In questo caso viene utilizzata per iniettare il malware nei cellulari Android dell’FBI, sfruttando alcune vulnerabilità non ancora rese note da Google (nella finzione del telefilm), chiamate “0 – day”. Le vulnerabilità 0-day sono quelle non dichiarate, quindi non pubblicamente note a chi dovrebbe mitigarle, ovvero il vendor del prodotto. Finchè esse non vengono mitigate un hacker può sfruttarle per i propri scopi. Sono chiamate così in quanto, una volta scoperte, gli sviluppatori hanno 0 giorni per occuparsene, in quanto già potenzialmente sfruttate.
Tutto questo per accedere ai documenti, email e messaggi contenuti nei device dell’FBI.
Nel sesto episodio viene messo in pratica l’attacco progettato nell’episodio precedente, con l’aggiunta di alcuni particolari. Per potersi connettere alla femtocella senza doversi trovare troppo vicini ad essa, col rischio di farsi scoprire, viene creata una “cantenna”, che non è altro che un’antenna fatta con una lattina aperta sul fondo. Questa viene utilizzata per aumentare il range del segnale e potersi connettere alla femtocella anche da una distanza ragionevolmente sicura.
Nell’ottavo episodio vediamo un’injection di un file mp4 su device Android tramite un sito web creato ad hoc, che permette all’attaccante, non appena viene eseguito, di avere i permessi di root. Questo tipo di vulnerabilità è stata fixata nelle versioni 5.1 e successive. Vi ricorda qualcosa? Si tratta del tanto discusso “stagefright” di cui abbiamo parlato in questo articolo.
Nel decimo episodio vediamo Elliot impegnato a rintracciare il luogo da cui è stata effettuata una chiamata.
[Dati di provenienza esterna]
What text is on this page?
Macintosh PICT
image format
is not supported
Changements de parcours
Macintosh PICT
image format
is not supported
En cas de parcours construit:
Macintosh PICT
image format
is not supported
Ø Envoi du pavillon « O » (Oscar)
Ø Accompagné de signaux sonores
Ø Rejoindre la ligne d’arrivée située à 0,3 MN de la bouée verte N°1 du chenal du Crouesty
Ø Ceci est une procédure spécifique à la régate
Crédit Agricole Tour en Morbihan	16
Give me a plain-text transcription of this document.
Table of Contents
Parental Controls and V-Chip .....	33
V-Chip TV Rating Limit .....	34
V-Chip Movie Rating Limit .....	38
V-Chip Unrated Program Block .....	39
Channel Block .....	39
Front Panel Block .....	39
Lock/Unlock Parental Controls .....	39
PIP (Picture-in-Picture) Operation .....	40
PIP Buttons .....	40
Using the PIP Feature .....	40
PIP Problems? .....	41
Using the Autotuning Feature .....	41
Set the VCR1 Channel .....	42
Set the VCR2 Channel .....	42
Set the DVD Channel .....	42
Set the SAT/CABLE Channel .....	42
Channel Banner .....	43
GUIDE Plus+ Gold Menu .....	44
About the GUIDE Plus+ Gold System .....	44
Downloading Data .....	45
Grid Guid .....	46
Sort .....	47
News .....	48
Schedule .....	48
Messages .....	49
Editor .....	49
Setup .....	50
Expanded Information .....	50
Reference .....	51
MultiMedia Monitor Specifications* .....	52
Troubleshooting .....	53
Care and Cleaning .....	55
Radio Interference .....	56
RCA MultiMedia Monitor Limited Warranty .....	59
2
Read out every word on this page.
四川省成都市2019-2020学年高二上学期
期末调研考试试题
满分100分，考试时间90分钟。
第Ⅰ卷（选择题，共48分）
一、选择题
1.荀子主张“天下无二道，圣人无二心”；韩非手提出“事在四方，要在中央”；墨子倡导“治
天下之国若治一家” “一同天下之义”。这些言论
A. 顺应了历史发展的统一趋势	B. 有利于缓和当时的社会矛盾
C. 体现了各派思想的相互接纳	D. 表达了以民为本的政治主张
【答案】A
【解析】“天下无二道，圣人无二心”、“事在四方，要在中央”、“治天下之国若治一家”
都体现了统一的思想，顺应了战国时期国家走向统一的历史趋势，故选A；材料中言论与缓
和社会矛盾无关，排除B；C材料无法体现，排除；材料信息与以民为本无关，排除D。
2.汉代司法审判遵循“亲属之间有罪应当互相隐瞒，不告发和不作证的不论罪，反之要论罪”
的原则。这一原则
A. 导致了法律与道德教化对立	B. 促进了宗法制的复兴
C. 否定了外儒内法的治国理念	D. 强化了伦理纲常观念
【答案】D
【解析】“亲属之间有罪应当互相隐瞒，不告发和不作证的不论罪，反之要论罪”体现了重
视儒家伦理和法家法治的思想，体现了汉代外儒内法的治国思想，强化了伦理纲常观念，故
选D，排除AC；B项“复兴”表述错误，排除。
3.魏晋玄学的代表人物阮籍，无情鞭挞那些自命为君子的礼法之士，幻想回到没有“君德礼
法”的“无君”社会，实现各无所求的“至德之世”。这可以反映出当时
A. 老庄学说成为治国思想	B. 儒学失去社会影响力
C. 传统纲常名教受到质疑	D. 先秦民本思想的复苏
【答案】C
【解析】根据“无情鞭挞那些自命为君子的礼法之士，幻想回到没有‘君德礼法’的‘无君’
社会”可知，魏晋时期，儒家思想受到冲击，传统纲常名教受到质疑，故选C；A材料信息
Per risalire all’informazione Elliot fa di nuovo uso del social engineering: il protagonista invia tramite fax alla polizia un modulo per richieste urgenti fingendosi un membro delle forze dell’ordine e richiedendo le coordinate del luogo da cui è stata effettuata la chiamata. “Soltanto la polizia continua ad usare i fax” afferma Elliot.
Ciò che è comunque interessante sottolineare è che Elliot, per cercare le informazioni necessarie a completare la sua richiesta, si connette ad un access point WiFi di una terza, ignara persona, realizzando il cosiddetto piggybacking dell’internet access. Ciò è sostanzialmente quello che facciamo quando ci connettiamo senza permesso ad una rete wireless (magari quella del vicino di casa!). Anche in questo caso, per aumentare il segnale della chiavetta WiFi, Elliot realizza la già nominata cantenna utilizzando un tubo di Pringles. Su questo sito viene spiegato come realizzarla, se siete curiosi di provarla.
Il code cracking
Nell’undicesimo episodio non compaiono particolari riferimenti al computer hacking, ma c’è una scena particolare che vale la pena di riportare. Elliot è alle prese con una sequenza di numeri che nascondono un messaggio da scoprire.
La scena ci rende partecipi di alcuni dei passi fondamentali della crittografia per il code cracking. La prima cosa di cui si rende conto Elliot è che nella sequenza non ci sono più di 26 cifre diverse, il che lo porta a concludere che il metodo di cifratura è un cifrario a sostituzione di base, in cui ogni unità del testo in chiaro è sostituita col testo cifrato secondo uno schema fisso.
Dopo alcuni tentativi di sostituzione Elliot comprende che si trova di fronte ad un cifrario di Cesare, nello specifico un ROT13, almeno per quanto riguarda il primo layer di cifratura. Il cifrario di Cesare è un tipo di cifratura in cui ad ogni lettera dell’alfabeto si sostituisce quella che si trova un certo numero di posizioni dopo. Nella versione originale il numero di posizioni era 3. Ad esempio, al posto della lettera A veniva scritta la lettera D. Questa tipologia di cifrari è chiamata anche a rotazione in quanto quando si la sostituzione avviene tramite una “rotazione” dell’alfabeto. Il ROT13 segue lo stesso principio effettuando uno spostamento di 13 posizioni.
L’articolo si conclude con la fine della seconda stagione. Vi diamo appuntamento al prossimo per scoprire gli attacchi della terza stagione dello show!